Q&A with Kenneth Lonergan, Michelle Williams, Lucas Hedges, and Casey Affleck

The following questions and answers are excerpted from a conversation that followed the NBR screening of Manchester by the Sea. 

Can you talk about playing someone who is emotionally disconnected or doesn’t show emotion?
Casey Affleck: I don’t often think myself about how much emotion I’m showing in real life. The writing is so rich that you get a sense of what’s happening to the characters while not being told exactly how they’re responding to any given situation. This leaves a lot of space for me as an actor to explore and was some heavy lifting as I hadn’t done a part that asked for so much for the entire course of the film. Scenes like the house burning down or seeing a relative pass required a lot of talking with Kenneth on how to calibrate my performance to make sure it’s not too much to avoid being melodramatic, but still getting an idea of what Lee is feeling and trying to contain.

“the goal is to feel that it’s correct instinctively and not constructed intellectually.”
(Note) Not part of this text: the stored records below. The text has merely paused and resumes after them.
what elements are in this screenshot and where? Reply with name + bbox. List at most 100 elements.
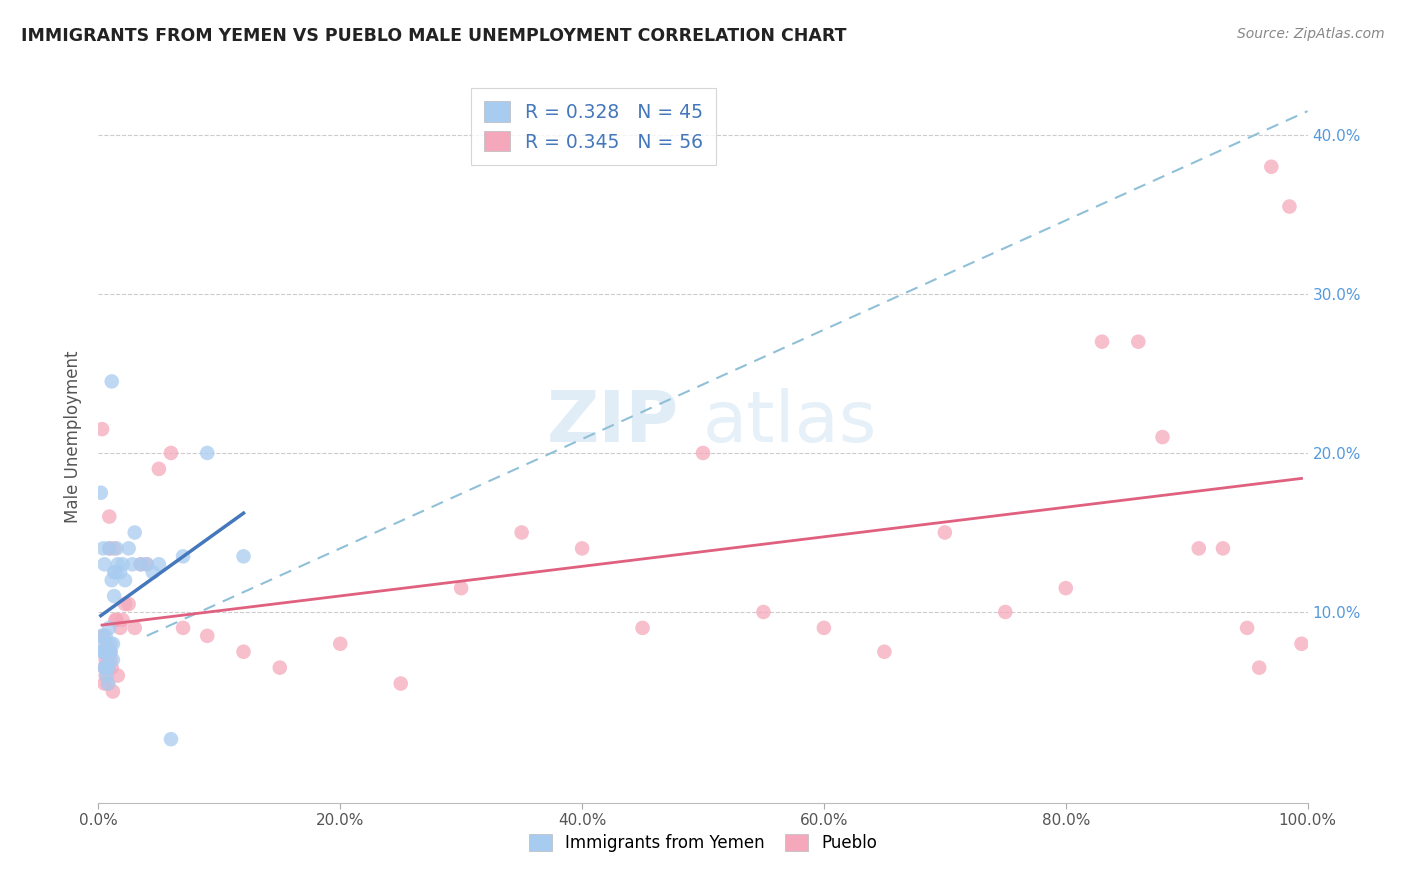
- Point: [91, 645, 114, 659]
- Point: [93, 645, 115, 659]
- Point: [101, 637, 124, 651]
- Point: [135, 558, 157, 572]
- Point: [129, 558, 152, 572]
- Point: [148, 462, 170, 476]
- Point: [1188, 541, 1211, 556]
- Point: [269, 660, 291, 674]
- Point: [124, 525, 146, 540]
- Point: [91, 629, 114, 643]
- Point: [93, 558, 115, 572]
- Point: [571, 541, 593, 556]
- Point: [195, 629, 218, 643]
- Point: [129, 558, 152, 572]
- Text: atlas: atlas: [703, 388, 877, 457]
- Point: [172, 621, 194, 635]
- Point: [232, 645, 254, 659]
- Point: [135, 558, 157, 572]
- Point: [98, 509, 121, 524]
- Point: [94, 629, 117, 643]
- Point: [142, 566, 165, 580]
- Point: [510, 525, 533, 540]
- Point: [114, 573, 136, 587]
- Point: [118, 597, 141, 611]
- Point: [114, 597, 136, 611]
- Point: [100, 660, 122, 674]
- Point: [96, 660, 118, 674]
- Point: [111, 558, 134, 572]
- Point: [105, 613, 128, 627]
- Y-axis label: Male Unemployment: Male Unemployment: [65, 351, 83, 524]
- Point: [195, 446, 218, 460]
- Point: [1249, 660, 1271, 674]
- Point: [100, 645, 122, 659]
- Point: [1054, 581, 1077, 595]
- Point: [934, 525, 956, 540]
- Point: [108, 566, 131, 580]
- Point: [105, 541, 128, 556]
- Point: [94, 645, 117, 659]
- Point: [994, 605, 1017, 619]
- Text: Source: ZipAtlas.com: Source: ZipAtlas.com: [1237, 27, 1385, 41]
- Point: [97, 653, 120, 667]
- Point: [104, 566, 127, 580]
- Point: [172, 549, 194, 564]
- Point: [101, 653, 124, 667]
- Point: [100, 573, 122, 587]
- Point: [91, 637, 114, 651]
- Legend: Immigrants from Yemen, Pueblo: Immigrants from Yemen, Pueblo: [520, 825, 886, 860]
- Point: [97, 676, 120, 690]
- Point: [94, 653, 117, 667]
- Point: [103, 566, 125, 580]
- Text: ZIP: ZIP: [547, 388, 679, 457]
- Point: [389, 676, 412, 690]
- Point: [103, 589, 125, 603]
- Point: [1278, 200, 1301, 214]
- Point: [98, 645, 121, 659]
- Point: [160, 446, 183, 460]
- Point: [98, 541, 121, 556]
- Point: [329, 637, 352, 651]
- Point: [118, 541, 141, 556]
- Point: [873, 645, 896, 659]
- Point: [1260, 160, 1282, 174]
- Point: [100, 645, 122, 659]
- Point: [96, 637, 118, 651]
- Point: [111, 613, 134, 627]
- Point: [631, 621, 654, 635]
- Point: [100, 637, 122, 651]
- Point: [94, 668, 117, 682]
- Point: [100, 375, 122, 389]
- Point: [100, 653, 122, 667]
- Point: [124, 621, 146, 635]
- Point: [232, 549, 254, 564]
- Point: [96, 668, 118, 682]
- Point: [97, 676, 120, 690]
- Point: [93, 676, 115, 690]
- Point: [104, 613, 127, 627]
- Point: [450, 581, 472, 595]
- Point: [107, 668, 129, 682]
- Point: [108, 621, 131, 635]
- Point: [1152, 430, 1174, 444]
- Point: [1091, 334, 1114, 349]
- Point: [1291, 637, 1313, 651]
- Point: [94, 660, 117, 674]
- Point: [752, 605, 775, 619]
- Point: [91, 541, 114, 556]
- Point: [93, 660, 115, 674]
- Point: [692, 446, 714, 460]
- Point: [97, 660, 120, 674]
- Text: IMMIGRANTS FROM YEMEN VS PUEBLO MALE UNEMPLOYMENT CORRELATION CHART: IMMIGRANTS FROM YEMEN VS PUEBLO MALE UNE…: [21, 27, 846, 45]
- Point: [1212, 541, 1234, 556]
- Point: [96, 660, 118, 674]
- Point: [91, 629, 114, 643]
- Point: [91, 422, 114, 436]
- Point: [1236, 621, 1258, 635]
- Point: [103, 541, 125, 556]
- Point: [160, 732, 183, 747]
- Point: [98, 621, 121, 635]
- Point: [813, 621, 835, 635]
- Point: [98, 541, 121, 556]
- Point: [107, 558, 129, 572]
- Point: [93, 660, 115, 674]
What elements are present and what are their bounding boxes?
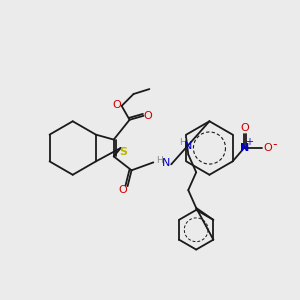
Text: O: O	[263, 142, 272, 152]
Text: O: O	[118, 185, 127, 195]
Text: O: O	[240, 123, 249, 133]
Text: O: O	[143, 111, 152, 121]
Text: N: N	[162, 158, 171, 168]
Text: O: O	[112, 100, 121, 110]
Text: +: +	[245, 136, 253, 147]
Text: -: -	[272, 138, 277, 151]
Text: H: H	[156, 156, 163, 165]
Text: H: H	[179, 138, 186, 147]
Text: N: N	[240, 142, 249, 152]
Text: S: S	[120, 147, 128, 157]
Text: N: N	[184, 140, 192, 151]
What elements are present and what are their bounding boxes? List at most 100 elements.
What was your response to the material and how did you come to it?
Michelle Williams: Kenneth asked me to do a reading of one of his plays about 11 1/2 years ago and I said no because I was afraid of letting him down! And then he talked me back into it. I made up some excuse like I’m pregnant and I can’t act while I’m pregnant cause that would be terrible. Kenneth said that’s not really true, so I ended up doing a reading of the play and ever since that I’ve been secretly hoping to work with him. I knew that when this came around my answer would be yes. When I got to the scene with Lee and Randi I remember thinking that this will be the hardest and best thing that I will ever do in film and I don’t know how I’m going to do it.

We get an idea of Patrick’s life in the town throughout the course of the film. Can you talk about how his father’s death affects him and the prospect of moving away from his life?
Lucas Hedges: Patrick is in many respects not feeling valuable when we meet him as a teenager. He has all of the proof in the world that his family members don’t love him: His uncle won’t give him the time of day, his mother ran out on him, and his father is dead. So he has all of this proof that he can’t face. So I think while he is both charismatic and wants to have fun, he is driven by some sense of wanting to escape being alone with himself.

How do you see the dynamic between the two brothers and what do you think was Joe’s thought process leaving custody of Patrick to Lee?
Kenneth Lonergan: That was the crux of the film’s concept and I found it so interesting since he’s trying to do so many things at once in that moment. I think he knows that Lee is reliable though he may be heartbroken and shut off from the world. Lee will still show up when he needs to, despite the lingering emotional distress. The other thing is that Joe is always trying to save Lee and keep him present, so he hopes that this will pull Lee away from the edge of the cliff so to speak. It’s a gamble that he takes with Lee, not so much with Patrick.

What was your writing process in weaving the past to the present story?
Lonergan: It was intuitive, but that doesn’t mean that you don’t have to fish around a bit to find something that hits you in the right way, but the goal is to feel that it’s correct instinctively and not constructed intellectually. The internal logic seems to manifest itself by accident. Jennifer Lame, my editor, thought that the flashbacks worked best when they were done suddenly without a lot of introduction or fanfare. She even said how she liked how it felt like there were two stories happening at the same time, the flashbacks being what Lee is feeling internally. Lee has these memories that are so pungent and strong. The happy ones are painful and the sad ones are unbearable. He carries these memories actively, so the structure mirrors this experience nicely.